Satu dari sekian banyak akulturasi budaya antara lain, upacara tradisional tabot. Tabot adalah upacara tradisional masyarakat Bengkulu untuk mengenang kisah kepahlawanan dan kematian cucu Nabi Muhammad SAW, Hasan dan Husein bin Ali bin Abi Thalib dalam peperangan dengan pasukan Ubaidillah bin Zaid di padang Karbala, Irak pada tanggal 10 Muharam 61 Hijriah (681 M).
Berdasarkan catatan sejarah, perayaan tabot di Bengkulu pertama kali dilaksanakan oleh Syeh Burhanuddin yang dikenal sebagai Imam Senggolo pada tahun 1685. Kala itu, Syeh Burhanuddin atau yang dikenal sebagai Imam Senggolo menikah dengan wanita Bengkulu kemudian keturunan mereka disebut sebagai keluarga Tabot. upacara ini dilaksanakan dari 1 sampai 10 Muharram (berdasar kalendar islam) setiap tahun.
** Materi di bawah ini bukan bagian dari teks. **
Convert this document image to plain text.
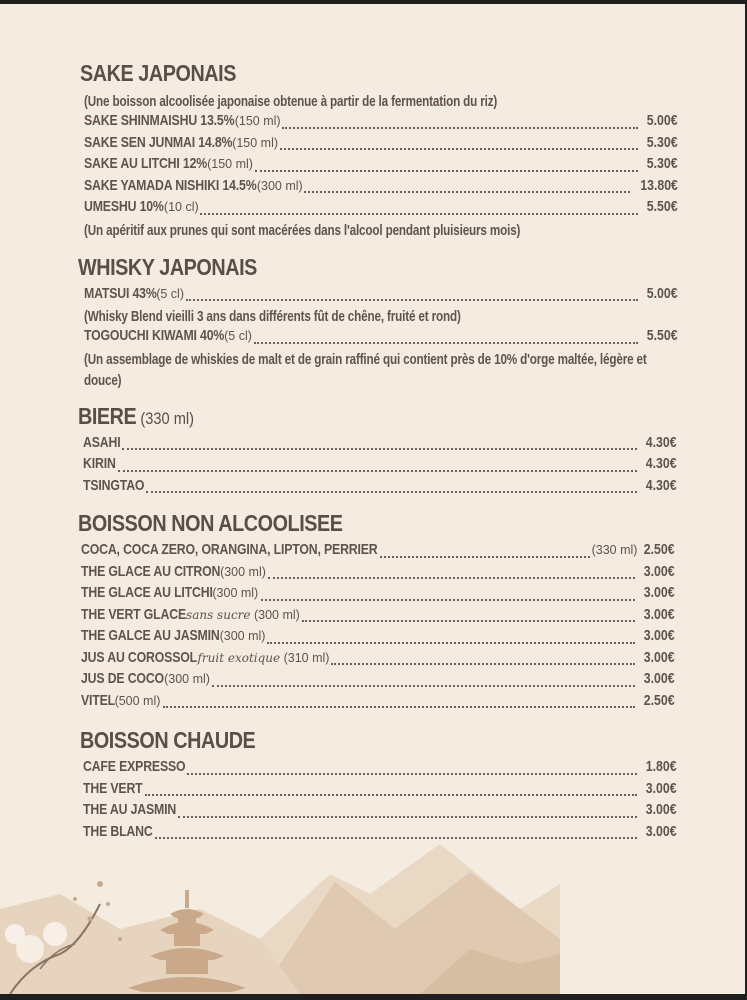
SAKE JAPONAIS
(Une boisson alcoolisée japonaise obtenue à partir de la fermentation du riz)
SAKE SHINMAISHU 13.5%(150 ml)	5.00€
SAKE SEN JUNMAI 14.8%(150 ml)	5.30€
SAKE AU LITCHI 12%(150 ml)	5.30€
SAKE YAMADA NISHIKI 14.5%(300 ml)	13.80€
UMESHU 10%(10 cl)	5.50€
(Un apéritif aux prunes qui sont macérées dans l'alcool pendant pluisieurs mois)
WHISKY JAPONAIS
MATSUI 43%(5 cl)	5.00€
(Whisky Blend vieilli 3 ans dans différents fût de chêne, fruité et rond)
TOGOUCHI KIWAMI 40%(5 cl)	5.50€
(Un assemblage de whiskies de malt et de grain raffiné qui contient près de 10% d'orge maltée, légère et douce)
BIERE (330 ml)
ASAHI	4.30€
KIRIN	4.30€
TSINGTAO	4.30€
BOISSON NON ALCOOLISEE
COCA, COCA ZERO, ORANGINA, LIPTON, PERRIER	(330 ml) 2.50€
THE GLACE AU CITRON(300 ml)	3.00€
THE GLACE AU LITCHI(300 ml)	3.00€
THE VERT GLACEsans sucre (300 ml)	3.00€
THE GALCE AU JASMIN(300 ml)	3.00€
JUS AU COROSSOLfruit exotique (310 ml)	3.00€
JUS DE COCO(300 ml)	3.00€
VITEL(500 ml)	2.50€
BOISSON CHAUDE
CAFE EXPRESSO	1.80€
THE VERT	3.00€
THE AU JASMIN	3.00€
THE BLANC	3.00€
Awalnya inti dari upacara Tabot adalah untuk mengenang upaya pemimpin Syi'ah dan kaumnya mengumpulkan potongan tubuh Husein, mengarak dan memakamnya di Padang Karbala. Istilah Tabot berasal dari kata Arab Tabut yang secara harafiah berarti "kotak kayu" atau "peti". Dalam al-Quran kata Tabot dikenal sebagai sebuah peti yang berisikan kitab Taurat. Bani Israil di masa itu percaya bahwa mereka akan mendapatkan kebaikan bila Tabot ini muncul dan berada di tangan pemimpin mereka. Sebaliknya mereka akan mendapatkan malapetaka bila benda itu hilang.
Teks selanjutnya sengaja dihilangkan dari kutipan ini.